Same thing happens to Jack there at the end. Because of his decision to go against Ralph, he’s cast out of the tribe of boys, and is forced to split his own. For instance, “Ralph sighed, sensing the rising antagonism; understanding that this was how Jack felt as soon as he ceased to lead...’why do you hate me?’” So we see Ralph really being on his heels here, feeling like Jack hates him for no reason. The observation that there is this growing antagonism between them, just like the antagonism that existed between Cain and Abel.
The next thing we’re going to look at, is the Lord of the Flies as the Devil. A couple of things we need to note about this. If you look at the word, or the term, the phrase; Lord of the Flies, if you translated tat into Hebrew, you would get the word Beelzebub, which is the Hebrew word for the devil. So clearly it’s important to know that before Golding even sat down to write this book, when he thought about having a pig’s head on the stick, or the boys being on the island, or titling that Lord of the Flies, he knew very well what he wanted that pig’s head to represent. He wanted it to represent the Devil.
We see that in the conversation that the pig's head on the stick has with Simon in the forest where he says, I am part of you. You can’t get away from me. You’ll just meet me down with the rest of the boys and you’ll see that I am the evil exist. I am the reason why things are a no-go. The head is described as remaining there "dim-eyed; grinning faintly, blood blackening, between the teeth.” So we get this gruesome, dark image, that communicates all these dark ideas to Simon.
Finally, we can look at the island as the Garden of Eden. Remember, in the Garden of Eden, Adam and Eve are so excited to be there. There’s fruit on the trees. They have everything that they need to survive, until they decide to eat of the one tree that God’s told them that they can’t eat of. That’s what brings everything down there.
The same could be said for the island. The boys are so excited when they get there. The fact that there’s no adults is thrilling to them. They can find food in the forest. They’re really excited. But then if we fast forward to the end of the book, we see that they’ve really taken it for granted, and the entire island is ablaze as the boys rush out to the beach to find the naval cruise, waiting there to rescue them. So again, we see really direct parallels between Garden of Eden and the Bible and the island there.

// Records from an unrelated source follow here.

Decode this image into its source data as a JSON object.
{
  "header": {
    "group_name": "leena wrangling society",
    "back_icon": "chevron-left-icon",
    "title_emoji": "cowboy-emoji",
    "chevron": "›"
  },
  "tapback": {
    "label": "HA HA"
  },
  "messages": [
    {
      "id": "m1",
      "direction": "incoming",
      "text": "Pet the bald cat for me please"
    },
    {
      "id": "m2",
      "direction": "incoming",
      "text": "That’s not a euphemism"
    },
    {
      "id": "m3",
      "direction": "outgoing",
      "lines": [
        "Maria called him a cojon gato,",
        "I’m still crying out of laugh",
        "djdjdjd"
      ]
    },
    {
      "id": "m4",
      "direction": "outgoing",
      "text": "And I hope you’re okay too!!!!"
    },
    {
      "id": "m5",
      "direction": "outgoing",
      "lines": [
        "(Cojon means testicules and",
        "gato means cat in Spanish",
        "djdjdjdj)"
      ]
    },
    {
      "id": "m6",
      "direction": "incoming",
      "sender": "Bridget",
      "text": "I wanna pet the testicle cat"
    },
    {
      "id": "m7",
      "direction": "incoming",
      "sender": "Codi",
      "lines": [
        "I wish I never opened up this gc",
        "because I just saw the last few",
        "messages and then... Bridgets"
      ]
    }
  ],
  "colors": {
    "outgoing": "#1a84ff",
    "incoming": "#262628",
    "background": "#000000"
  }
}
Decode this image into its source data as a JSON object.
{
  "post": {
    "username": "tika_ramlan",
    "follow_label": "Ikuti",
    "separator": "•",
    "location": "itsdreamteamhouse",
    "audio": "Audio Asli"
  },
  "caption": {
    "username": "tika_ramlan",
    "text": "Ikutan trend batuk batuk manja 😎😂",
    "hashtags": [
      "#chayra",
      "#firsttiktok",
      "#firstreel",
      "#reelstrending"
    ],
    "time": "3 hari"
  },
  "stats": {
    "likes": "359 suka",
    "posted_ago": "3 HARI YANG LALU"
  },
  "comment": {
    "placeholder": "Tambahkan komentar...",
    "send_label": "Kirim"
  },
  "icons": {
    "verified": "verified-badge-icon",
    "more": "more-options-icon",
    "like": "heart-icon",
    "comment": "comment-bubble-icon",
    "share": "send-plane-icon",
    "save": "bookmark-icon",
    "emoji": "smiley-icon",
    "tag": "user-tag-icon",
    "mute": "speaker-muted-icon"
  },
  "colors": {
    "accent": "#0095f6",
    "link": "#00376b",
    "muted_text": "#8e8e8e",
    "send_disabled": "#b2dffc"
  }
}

According to famous literary critic, E.L. Epstein, what is unique about the work of Golding is the way he’s combined and synthesized all of the characteristically 20th Century methods of analysis, to the human being, and human society. And uses unified knowledge to comment on a test situation. The book is in few others of the present time where findings of psychoanalysts of all schools, anthropologists, social psychologists, and philosophical historians, mobilized into an attack upon the central problem of modern thought. The nature of the human personality, and the reflection of personality on society.
Clearly, William Golding meant for us to have a deeper understanding of this book when we looked through different lenses. In this episode, we looked through three specific lenses. First, we we looked at that World War II lens, and how each of the characters matches up to a particular country, and their participation in World War II.
Then we also looked at the Freudian lens, and how Golding used his characters to represent the Id, the Ego, and the Superego; all parts of Freud’s theory of the unconscious mind. Clearly Golding was telling us that the ego is the part of the brain, and part of the mind that we all need to focus on.
Finally, we’re able to use the biblical lens to reveal a little bit of a deeper meaning as to what evil actually is, and where it actually exists. So as you read the book, continue to keep in mind some of those theories that E.L. Epstein says are in this book, and that will help reveal to you a deeper understanding.